PDT 2020 — Session W111: Telework — The Workplace of the Future?

By Mary Margaret Yodzis 

You know the adage: “Be careful what you wish for; it might come true!” Now that most of the profession has experienced some form of telework in response to COVID-19, enough data and anecdotal evidence exists to begin to analyze whether working from home is really working. An expert panel moderated by Marc Hebert, a director at RMA Associates, explored the topic in AGA’s virtual PDT 20 last July, pointing out benefits and challenges in “the new normal.” The session, W111, was entitled “Telework — The Workplace of the Future?”

Panelist Kelly Stefanko, CGFM, CPA, audit manager of the National Science Foundation Office of the Inspector General, has worked from home for a decade. While pandemic telework is markedly different from typical telework, she said the current experience will prove to advance the practice as the way of the future. “When you work from home,” she noted, “there’s a sense of ‘out of sight, out of mind.’ The pandemic was an equalizer, forcing everyone to work from home — bosses included.”

The Benefits of Telework

Societal benefits of large-scale telework practices in the government financial profession, said Stefanko, include:

  • A reduced carbon footprint.
  • Elimination of expensive office rent or utilities for employers.
  • Less traffic congestion.

For employers, telework offers the possibility of expanded recruitment. “You can have the best and brightest people work for you, regardless of where they live,” Stefanko noted. “And think about the benefits of increased retention. Wouldn’t it be great to be able to keep valued staff — in whom you have invested lots of time and money to train and develop — when life forces them to move away from the office?”

Other benefits cited are improved productivity and better staff meetings. “Everyone has the ability to be seen and heard as individuals during Zoom and Microsoft Team meetings,” explained Stefanko. Pre-pandemic, in-office staff gathered for meetings while teleworkers attended through a screen, “and we couldn’t really participate in the meeting as equals. One of my concerns, when we talk about going back to the office, is whether we are going back to meetings like this. I am hopeful this is our past. It has been a great aid and equalizer to see everyone’s face versus the backs of their heads.”

Stefanko encouraged PDT attendees to take advantage of the opportunity presented by online meetings. “Turn on your camera and be present,” she said. “This provides a feeling of connection. As a full-time teleworker, I feel it is a cop-out to say ‘I’m not dressed for a meeting’ or ‘I’m not presentable for the screen’ when teleworking, because I am working! Be prepared to be seen; it is a courtesy to those you are meeting with. Being able to see each other’s facial expressions helps a lot. Being able to see everyone provides accountability to stay focused because we all know how easy it is to get into the habit of multitasking and only half paying attention to the conversation.”

Some best practices in telework, Stefanko’s said, include:

  • A daily routine in a dedicated workspace.
  • Frequently standing up to move around and stretch.
  • Trustworthiness, or doing what you say you will do.
  • Invest in getting to know your colleagues.
  • Communicate in various ways, knowing “one size does not fit all.”

“When I was first allowed to have my home duty station, I knew I was a torchbearer for those after me. So, I made a personal commitment to work as hard as I could to set a good example and achieve success to show that this works.
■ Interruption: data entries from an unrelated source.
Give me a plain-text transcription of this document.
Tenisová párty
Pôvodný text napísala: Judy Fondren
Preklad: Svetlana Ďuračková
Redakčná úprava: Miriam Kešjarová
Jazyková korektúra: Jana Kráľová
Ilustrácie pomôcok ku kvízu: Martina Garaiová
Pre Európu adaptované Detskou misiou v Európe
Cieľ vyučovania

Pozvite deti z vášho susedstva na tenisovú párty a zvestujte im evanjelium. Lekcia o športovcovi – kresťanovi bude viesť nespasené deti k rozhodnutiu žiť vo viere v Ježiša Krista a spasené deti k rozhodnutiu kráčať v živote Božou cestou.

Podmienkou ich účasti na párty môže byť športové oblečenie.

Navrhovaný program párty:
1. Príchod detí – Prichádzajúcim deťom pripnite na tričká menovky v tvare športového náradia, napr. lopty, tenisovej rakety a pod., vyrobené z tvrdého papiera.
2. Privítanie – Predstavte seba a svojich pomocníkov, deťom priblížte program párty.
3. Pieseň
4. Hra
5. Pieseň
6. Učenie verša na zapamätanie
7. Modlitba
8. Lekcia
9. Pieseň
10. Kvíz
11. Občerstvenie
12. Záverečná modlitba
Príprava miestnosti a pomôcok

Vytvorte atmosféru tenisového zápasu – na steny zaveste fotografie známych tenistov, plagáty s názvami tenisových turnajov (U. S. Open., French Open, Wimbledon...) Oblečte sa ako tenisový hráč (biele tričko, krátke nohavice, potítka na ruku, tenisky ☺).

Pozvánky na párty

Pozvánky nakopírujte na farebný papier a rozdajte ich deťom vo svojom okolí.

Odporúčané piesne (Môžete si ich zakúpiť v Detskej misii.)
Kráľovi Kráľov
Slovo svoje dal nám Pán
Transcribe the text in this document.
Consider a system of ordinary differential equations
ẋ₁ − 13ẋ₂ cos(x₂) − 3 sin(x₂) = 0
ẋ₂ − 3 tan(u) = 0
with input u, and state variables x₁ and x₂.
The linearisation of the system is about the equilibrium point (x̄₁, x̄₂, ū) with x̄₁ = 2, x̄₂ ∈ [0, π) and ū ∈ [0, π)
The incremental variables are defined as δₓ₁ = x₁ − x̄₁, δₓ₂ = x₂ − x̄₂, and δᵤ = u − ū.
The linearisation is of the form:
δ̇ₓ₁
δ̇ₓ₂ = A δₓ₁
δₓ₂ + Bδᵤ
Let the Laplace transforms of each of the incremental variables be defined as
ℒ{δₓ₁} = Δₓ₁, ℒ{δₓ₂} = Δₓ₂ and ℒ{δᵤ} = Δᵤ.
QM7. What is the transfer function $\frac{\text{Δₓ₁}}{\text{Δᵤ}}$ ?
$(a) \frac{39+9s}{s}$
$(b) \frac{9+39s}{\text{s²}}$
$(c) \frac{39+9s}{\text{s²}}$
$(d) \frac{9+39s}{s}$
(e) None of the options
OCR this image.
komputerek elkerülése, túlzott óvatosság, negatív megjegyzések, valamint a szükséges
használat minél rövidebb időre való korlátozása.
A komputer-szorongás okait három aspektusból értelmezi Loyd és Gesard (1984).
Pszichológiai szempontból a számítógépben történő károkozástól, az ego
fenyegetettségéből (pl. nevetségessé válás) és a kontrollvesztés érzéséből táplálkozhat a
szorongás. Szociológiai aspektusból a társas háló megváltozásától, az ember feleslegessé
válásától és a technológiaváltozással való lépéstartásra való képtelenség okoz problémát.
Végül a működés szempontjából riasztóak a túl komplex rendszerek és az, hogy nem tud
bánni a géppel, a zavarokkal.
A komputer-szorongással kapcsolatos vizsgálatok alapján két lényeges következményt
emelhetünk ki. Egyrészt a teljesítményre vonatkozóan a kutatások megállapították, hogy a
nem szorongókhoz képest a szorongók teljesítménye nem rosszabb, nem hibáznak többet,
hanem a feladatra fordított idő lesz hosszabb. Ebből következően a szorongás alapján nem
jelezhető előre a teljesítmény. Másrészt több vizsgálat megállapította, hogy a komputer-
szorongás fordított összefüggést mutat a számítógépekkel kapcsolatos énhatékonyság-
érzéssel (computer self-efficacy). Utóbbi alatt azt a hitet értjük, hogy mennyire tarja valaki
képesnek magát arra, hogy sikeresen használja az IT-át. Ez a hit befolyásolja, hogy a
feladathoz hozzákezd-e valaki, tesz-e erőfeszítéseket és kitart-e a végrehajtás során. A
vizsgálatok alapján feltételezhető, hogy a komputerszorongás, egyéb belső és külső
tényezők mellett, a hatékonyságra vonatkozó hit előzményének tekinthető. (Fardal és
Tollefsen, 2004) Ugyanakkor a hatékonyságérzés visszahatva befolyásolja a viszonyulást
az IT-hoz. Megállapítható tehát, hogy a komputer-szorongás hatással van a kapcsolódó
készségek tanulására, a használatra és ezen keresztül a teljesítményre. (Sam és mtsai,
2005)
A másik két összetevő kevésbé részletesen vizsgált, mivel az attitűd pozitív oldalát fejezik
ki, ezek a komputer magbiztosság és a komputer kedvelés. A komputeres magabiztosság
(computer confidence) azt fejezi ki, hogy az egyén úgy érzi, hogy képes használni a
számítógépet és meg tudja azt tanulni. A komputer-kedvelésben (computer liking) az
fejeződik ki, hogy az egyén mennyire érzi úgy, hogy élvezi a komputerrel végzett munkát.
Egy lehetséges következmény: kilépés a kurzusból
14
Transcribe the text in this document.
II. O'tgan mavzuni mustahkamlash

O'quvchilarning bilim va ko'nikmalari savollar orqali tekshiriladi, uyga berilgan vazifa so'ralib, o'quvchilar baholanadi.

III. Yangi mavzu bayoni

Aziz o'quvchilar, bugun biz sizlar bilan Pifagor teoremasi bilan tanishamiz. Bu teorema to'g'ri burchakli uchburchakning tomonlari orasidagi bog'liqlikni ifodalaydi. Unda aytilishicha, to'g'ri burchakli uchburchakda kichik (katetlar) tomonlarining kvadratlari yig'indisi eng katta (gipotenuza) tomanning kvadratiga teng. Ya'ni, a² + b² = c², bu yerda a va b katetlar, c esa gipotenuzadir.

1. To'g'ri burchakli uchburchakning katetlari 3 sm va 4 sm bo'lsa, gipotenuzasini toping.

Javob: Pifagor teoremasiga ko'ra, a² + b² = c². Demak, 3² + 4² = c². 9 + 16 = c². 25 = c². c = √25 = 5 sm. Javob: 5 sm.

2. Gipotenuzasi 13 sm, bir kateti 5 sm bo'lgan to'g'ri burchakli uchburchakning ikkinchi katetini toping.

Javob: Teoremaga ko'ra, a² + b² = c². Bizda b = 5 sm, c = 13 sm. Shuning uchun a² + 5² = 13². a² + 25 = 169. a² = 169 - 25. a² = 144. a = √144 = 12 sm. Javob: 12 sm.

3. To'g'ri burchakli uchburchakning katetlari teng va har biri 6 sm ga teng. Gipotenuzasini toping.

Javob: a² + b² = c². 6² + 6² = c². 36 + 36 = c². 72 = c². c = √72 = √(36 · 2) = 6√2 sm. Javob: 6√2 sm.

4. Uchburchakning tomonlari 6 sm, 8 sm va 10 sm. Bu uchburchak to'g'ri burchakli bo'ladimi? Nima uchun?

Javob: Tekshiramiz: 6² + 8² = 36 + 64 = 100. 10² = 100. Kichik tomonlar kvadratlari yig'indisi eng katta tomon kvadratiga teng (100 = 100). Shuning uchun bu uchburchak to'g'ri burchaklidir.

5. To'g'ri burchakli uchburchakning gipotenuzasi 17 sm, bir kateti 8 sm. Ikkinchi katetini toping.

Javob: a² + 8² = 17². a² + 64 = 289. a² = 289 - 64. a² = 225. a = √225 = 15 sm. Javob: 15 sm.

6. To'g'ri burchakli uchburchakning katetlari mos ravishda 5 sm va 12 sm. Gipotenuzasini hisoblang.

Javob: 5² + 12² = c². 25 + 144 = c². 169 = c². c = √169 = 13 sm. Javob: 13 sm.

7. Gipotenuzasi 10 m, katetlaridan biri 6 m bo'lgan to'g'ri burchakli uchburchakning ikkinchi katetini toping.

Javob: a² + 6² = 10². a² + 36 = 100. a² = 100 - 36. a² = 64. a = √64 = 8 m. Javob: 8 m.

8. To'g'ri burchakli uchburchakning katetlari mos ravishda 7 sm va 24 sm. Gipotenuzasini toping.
Recognize your importance and your responsibility in changing work for future generations, and please, don’t take telework for granted!”

The Challenges of Telework

Panelists Damian Wilson and Kimberly Jackson explored the challenges of telework from a managerial perspective, including odd work hours, loss of body language cues in communication, loss of collaboration, procedural changes, and longer work hours. Jackson, finance director of the National Labor Relations Board, began the segment with a presentation on the “four telework dimensions” used by the Office of Personnel Management to assess telework effectiveness, which includes:

  1. Telework satisfaction of employees and supervisors.
  2. Knowledge of telework eligibility under agency and OPM rules.
  3. Perceptions of performance management, whether an employee works in the office or from home.
  4. Engagement in the telework environment.

Wilson, director of financial audit for the U.S. Agency for International Development, said government managers learn in leadership training “to treat our employees differently, yet still treat them fairly. It is important to have empathy for your employees — just being there for them — but to hold everyone accountable. The work is the same, whether you’re in the office or not. Lately, we’ve been forced to evolve as a workforce, and I think it is for good going forward.”

Flexibility is critical, noted Jackson. “We have employees who are parents of young children, and they must be engaged more with their children’s schoolwork and other duties right now. Conventional work hours might not work. Some employees may have to start work at six o’clock in the evening and go into the wee hours of the morning. To facilitate engagement at work, we can implement ways to bring them into the mix,” she explained, such as setting times for mandatory meetings to keep communication flowing but allowing the completion of tasks at times when the employee can focus on work. Otherwise, she added, “You’re just not going to get the best out of that employee.”